2. 단순 문자열 검사 (strings.Contains)

성능: 1066K ns/op
메모리 사용: 322B/op
할당 횟수: 2 allocs/op

단순히 모든 금지어들 input에 있나 확인하는 방법이다.

당연히 메모리 사용량과 할당 횟수가 적다.

func CheckForBadWordsWithGo(input string) (bool, error) {
	for _, word := range badWordsList {
		if word == "" {
			continue
		}
		if strings.Contains(input, word) {
			return true, nil
		}
	}
	return false, nil
}

3. 병렬 처리 문자열 검사 (goroutines)

성능: 194,213K ns/op
메모리 사용: 51,573B/op
할당 횟수: 1072 allocs/op

strings.Contains이지만 각 금지어마다 goroutine을 불러서 (스레드 개념) 병렬로 처리해 보았다.

메모리 사용량이 가장 많다. (각각 고루틴이 독립적인 스택 메모리를 사용하기 때문)

func CheckForBadWordsWithGoRoutine(input string) (bool, error) {
	ctx, cancel := context.WithCancel(context.Background())
	defer cancel()

	resultChan := make(chan bool)
	var wg sync.WaitGroup

	for _, word := range badWordsList {
		wg.Add(1)
		go func(w string) {
			defer wg.Done()
			select {
			case <-ctx.Done():
				return // Early exit on context cancellation.
			default:
				if w == "" {
					return // Skip empty words.
				}
				if strings.Contains(input, w) {
					resultChan <- true
					cancel() // Found a bad word, signal to cancel other goroutines.
				}
			}
		}(word)
	}

	go func() {
		wg.Wait()
		close(resultChan)
	}()

	for result := range resultChan {
		if result {
			return true, nil
		}
	}

	return false, nil
}

위 3가지에 대한 그래프는 다음과 같다.

병렬 처리가 속도는 좋지만 메모리를 많이 잡아먹는다.

그렇다고 단순 문자열 검사 방식을 쓰자니, 메모리도 적게 잡고 속도가 더 빠른 방법을 찾고 싶었다.

4. 아호코라식

다중 문자열 검색 알고리즘이다. (@1975년 논문 링크)

한 번의 스캔으로 입력 문자열에서 여러 패턴을 동시에 찾게 해 줄 수 있다. (문자열 검색, 네트워크 패킷 분석 등....)

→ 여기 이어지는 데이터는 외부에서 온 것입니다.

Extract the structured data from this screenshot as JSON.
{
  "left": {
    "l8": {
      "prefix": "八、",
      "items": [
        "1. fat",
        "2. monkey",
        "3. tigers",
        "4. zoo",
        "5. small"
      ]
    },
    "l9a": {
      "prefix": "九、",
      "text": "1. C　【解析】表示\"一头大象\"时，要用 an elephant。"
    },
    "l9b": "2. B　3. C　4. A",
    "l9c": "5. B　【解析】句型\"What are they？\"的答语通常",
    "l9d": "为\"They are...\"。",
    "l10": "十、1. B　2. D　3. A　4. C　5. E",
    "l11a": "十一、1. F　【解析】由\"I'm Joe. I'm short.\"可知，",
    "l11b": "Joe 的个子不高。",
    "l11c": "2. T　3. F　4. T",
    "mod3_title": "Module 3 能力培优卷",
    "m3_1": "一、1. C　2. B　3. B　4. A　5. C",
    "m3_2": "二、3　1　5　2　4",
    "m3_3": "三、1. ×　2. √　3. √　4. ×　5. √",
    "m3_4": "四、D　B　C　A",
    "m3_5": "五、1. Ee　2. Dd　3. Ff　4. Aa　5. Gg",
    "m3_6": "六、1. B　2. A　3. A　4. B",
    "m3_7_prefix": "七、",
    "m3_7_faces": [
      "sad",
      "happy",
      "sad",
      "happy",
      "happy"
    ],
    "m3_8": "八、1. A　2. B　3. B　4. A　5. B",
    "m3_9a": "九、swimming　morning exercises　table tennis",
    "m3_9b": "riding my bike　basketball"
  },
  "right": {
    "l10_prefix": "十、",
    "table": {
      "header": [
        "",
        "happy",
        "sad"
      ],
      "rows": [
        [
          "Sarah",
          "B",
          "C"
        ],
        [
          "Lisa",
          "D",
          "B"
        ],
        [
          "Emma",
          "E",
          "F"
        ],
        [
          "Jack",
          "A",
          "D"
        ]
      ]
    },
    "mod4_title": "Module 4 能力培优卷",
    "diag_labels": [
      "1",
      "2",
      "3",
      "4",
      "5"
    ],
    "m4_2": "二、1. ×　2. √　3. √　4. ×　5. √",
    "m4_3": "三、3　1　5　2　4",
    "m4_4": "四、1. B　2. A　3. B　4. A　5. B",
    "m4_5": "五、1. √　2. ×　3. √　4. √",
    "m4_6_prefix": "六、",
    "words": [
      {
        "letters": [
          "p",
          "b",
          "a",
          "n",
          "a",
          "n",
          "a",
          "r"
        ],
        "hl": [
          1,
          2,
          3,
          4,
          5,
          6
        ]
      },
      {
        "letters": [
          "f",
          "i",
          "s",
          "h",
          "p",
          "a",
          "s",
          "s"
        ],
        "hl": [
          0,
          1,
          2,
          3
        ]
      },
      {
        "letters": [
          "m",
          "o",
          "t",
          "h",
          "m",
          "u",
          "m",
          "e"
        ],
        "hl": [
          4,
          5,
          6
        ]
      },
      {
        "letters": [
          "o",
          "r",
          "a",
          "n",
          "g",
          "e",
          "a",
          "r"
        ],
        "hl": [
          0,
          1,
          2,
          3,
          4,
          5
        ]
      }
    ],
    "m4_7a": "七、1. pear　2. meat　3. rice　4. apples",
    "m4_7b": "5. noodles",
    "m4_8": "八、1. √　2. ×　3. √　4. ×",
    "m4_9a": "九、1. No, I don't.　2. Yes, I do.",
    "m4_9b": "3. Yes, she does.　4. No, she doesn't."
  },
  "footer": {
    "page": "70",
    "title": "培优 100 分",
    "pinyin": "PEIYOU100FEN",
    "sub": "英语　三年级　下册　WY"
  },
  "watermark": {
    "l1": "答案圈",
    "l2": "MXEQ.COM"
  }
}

이 알고리즘은 Trie를 필요로 하고, 실패 링크를 설정해야 한다.

(모든 패턴 포함 -> Trie, 각 노드 매칭 실패 시 이동할 노드 (KMP의 부분 일치 테이블처럼) -> Failure Links)

단순하게 구현할 순 있겠지만

type node struct {
    children map[rune]*node
    output   []string
    failure  *node
}

func (n *node) search(text string) []string {
    current := n
    results := []string{}
    for _, r := range text {
        for current != nil && current.children[r] == nil {
            current = current.failure
        }
        if current == nil {
            current = n
            continue
        }
        current = current.children[r]
        results = append(results, current.output...)
    }
    return results
}

잘 구현된 라이브러리를 이용해 보고자 한다. https://pkg.go.dev/github.com/rrethy/ahocorasick

찾아보니 이중 Trie 나 LinkedList Trie 같은 자료구조로도 만들기도 하는 듯하다.

DAT

Double-Array Trie는 쉽게 들을 수 있는 자료구조는 아닌 것 같다.

간단히 정리하면, 기본 Trie는 각 노드가 자식 노드에 대한 포인터를 갖고 있어야 하고,

각 노드는 해당하는 문자를 저장하는 공간이 필요하게 된다. (즉, 공간 효율성이 떨어짐)

DAT는 2개의 배열 (Base + Check)을 사용해서 해결한다. (불필요 노드 생성 방지)

Base 배열: 현재 노드에서 특정 자식 노드로 가기 위한 기준 값 저장
Check 배열: 실제로 해당 인덱스가 유효한 자식인지를 확인하는 용도

// LoadBadWordsForTrie loads bad words from a file into a trie (Aho-Corasick)
func LoadBadWordsForTrie(filePath string) error {
	file, err := os.Open(filePath)
	if err != nil {
		return err
	}
	defer file.Close()

	const estimatedWords = 1000
	badWordsList = make([]string, 0, estimatedWords)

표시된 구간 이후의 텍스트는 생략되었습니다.